Mr Justice Hayden agreed with that assessment and granted the declaration requested by the care board. Explaining his decision, the senior judge said that JH
makes the most out of his circumstances. He gets great pleasure from life. Ultimately, he simply cannot accept the type of intrusive investigations contemplated here, even if such investigations ultimately improved the quality of his life and extend its duration. Refusing these procedures may not be a decision that many of us would consider to be right but, as I have said, that is not what falls into question here.
The court is required to protect JH’s capacity to take decisions for himself — both those that may be, objectively, ill-advised as well as those that might, more generally, be regarded as wise. I do not say necessarily that in his circumstances this is an unwise decision for JH. It may be that the admission for investigation might be so re-traumatising for him that its impact would be profound in an entirely different, but negative, way.
Thus far, there is nothing particularly unusual about the case. Hayden’s decision is entirely consistent with the law. But what makes this case unique is that we now have JH’s own view. It’s thought to be the first time that “P” — the patient or protected person in a case such as this — has given an interview about the experience of appearing as a party in the Court of Protection.
For JH, the process of telling his story for this blog post has been, he says, “empowering”. He is rightly proud of his role in the Court of Protection proceedings and feels that the outcome of the case has enabled him to be “a free man. Vindicated!”.
It’s a story he wants to tell so that other people who get caught up in disputes with health or social care teams can learn a bit more about how those disputes can be resolved in the Court of Protection — and perhaps they will be a bit less stressed and anxious by the idea of going to court when they realise from this blog post how “friendly” the judges can be.

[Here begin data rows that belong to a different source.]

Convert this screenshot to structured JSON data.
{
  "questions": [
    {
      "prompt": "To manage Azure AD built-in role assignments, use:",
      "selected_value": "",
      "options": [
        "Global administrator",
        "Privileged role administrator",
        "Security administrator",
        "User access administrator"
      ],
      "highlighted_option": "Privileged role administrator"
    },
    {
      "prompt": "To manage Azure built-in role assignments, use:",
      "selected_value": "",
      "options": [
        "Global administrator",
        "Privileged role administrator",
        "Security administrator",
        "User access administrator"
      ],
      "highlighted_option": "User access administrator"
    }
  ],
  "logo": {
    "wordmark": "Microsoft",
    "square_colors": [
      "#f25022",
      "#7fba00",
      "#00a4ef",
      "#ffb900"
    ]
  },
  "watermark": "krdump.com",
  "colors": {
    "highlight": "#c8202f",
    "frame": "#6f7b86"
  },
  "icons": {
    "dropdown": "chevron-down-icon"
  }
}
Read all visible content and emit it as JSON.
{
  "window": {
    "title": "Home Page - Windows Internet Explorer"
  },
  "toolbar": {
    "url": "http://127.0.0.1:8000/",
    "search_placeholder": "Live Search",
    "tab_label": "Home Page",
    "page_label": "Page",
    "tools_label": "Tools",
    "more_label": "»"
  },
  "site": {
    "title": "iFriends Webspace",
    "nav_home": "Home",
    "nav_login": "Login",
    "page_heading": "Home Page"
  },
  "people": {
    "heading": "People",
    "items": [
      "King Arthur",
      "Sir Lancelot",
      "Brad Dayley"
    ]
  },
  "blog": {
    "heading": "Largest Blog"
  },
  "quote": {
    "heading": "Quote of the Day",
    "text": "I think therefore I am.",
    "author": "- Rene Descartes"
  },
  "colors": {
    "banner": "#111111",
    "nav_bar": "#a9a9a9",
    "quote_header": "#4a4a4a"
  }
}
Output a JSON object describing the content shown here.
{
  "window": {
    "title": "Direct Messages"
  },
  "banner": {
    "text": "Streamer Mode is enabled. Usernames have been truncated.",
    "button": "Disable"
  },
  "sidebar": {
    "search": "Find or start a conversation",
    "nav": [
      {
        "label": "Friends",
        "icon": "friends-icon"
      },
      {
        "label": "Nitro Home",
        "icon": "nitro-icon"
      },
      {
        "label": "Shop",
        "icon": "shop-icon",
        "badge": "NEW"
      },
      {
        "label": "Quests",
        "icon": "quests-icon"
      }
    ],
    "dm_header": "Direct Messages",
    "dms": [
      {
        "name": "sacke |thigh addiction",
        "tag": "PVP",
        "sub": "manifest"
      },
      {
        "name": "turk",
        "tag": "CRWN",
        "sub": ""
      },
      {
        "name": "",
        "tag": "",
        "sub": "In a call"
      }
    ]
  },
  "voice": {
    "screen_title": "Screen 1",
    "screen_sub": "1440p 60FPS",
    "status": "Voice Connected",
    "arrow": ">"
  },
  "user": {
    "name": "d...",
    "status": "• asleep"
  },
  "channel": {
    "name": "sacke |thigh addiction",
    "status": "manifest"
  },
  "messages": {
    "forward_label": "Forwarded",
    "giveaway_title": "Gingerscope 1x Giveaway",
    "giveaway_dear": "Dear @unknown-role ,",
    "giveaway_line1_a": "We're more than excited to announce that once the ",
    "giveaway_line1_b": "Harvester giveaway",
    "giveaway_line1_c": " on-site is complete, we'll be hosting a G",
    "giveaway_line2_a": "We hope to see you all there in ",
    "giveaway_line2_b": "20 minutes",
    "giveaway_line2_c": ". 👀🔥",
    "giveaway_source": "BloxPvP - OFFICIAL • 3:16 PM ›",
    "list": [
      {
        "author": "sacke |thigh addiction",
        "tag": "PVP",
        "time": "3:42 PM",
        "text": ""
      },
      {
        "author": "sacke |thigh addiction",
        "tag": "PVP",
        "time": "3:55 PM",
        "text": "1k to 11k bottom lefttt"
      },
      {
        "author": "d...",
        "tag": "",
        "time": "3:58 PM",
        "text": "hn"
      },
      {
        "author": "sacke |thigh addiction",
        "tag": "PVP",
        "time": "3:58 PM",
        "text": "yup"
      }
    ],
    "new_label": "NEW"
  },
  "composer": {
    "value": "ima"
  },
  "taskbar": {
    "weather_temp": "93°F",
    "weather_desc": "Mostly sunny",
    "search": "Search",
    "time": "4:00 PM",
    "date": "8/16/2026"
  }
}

He also wants to encourage other people to make advance decisions: “If you don’t have one of them, you have no chance! If you do, you have some protection for yourself.”
JH was interviewed by his cousin, referred to as NB. You can read the interview on the open justice website. It’s a revealing account of the challenges JH faced. This is how he summed up his experience:
I am happy with the judge’s decision and his attitude towards me as he was really nice to me. He came across as a friend — not at all like a judge, all stiff-collared!
I was pleased I represented myself as I know myself better than anyone else. I feel elated now that I never have to worry about being made to have investigations and treatments again. I hope that no one else has to go through the same harassment that I got from them and their controlling and paternalistic attitude.
I really hope this helps other people to stick up for themselves.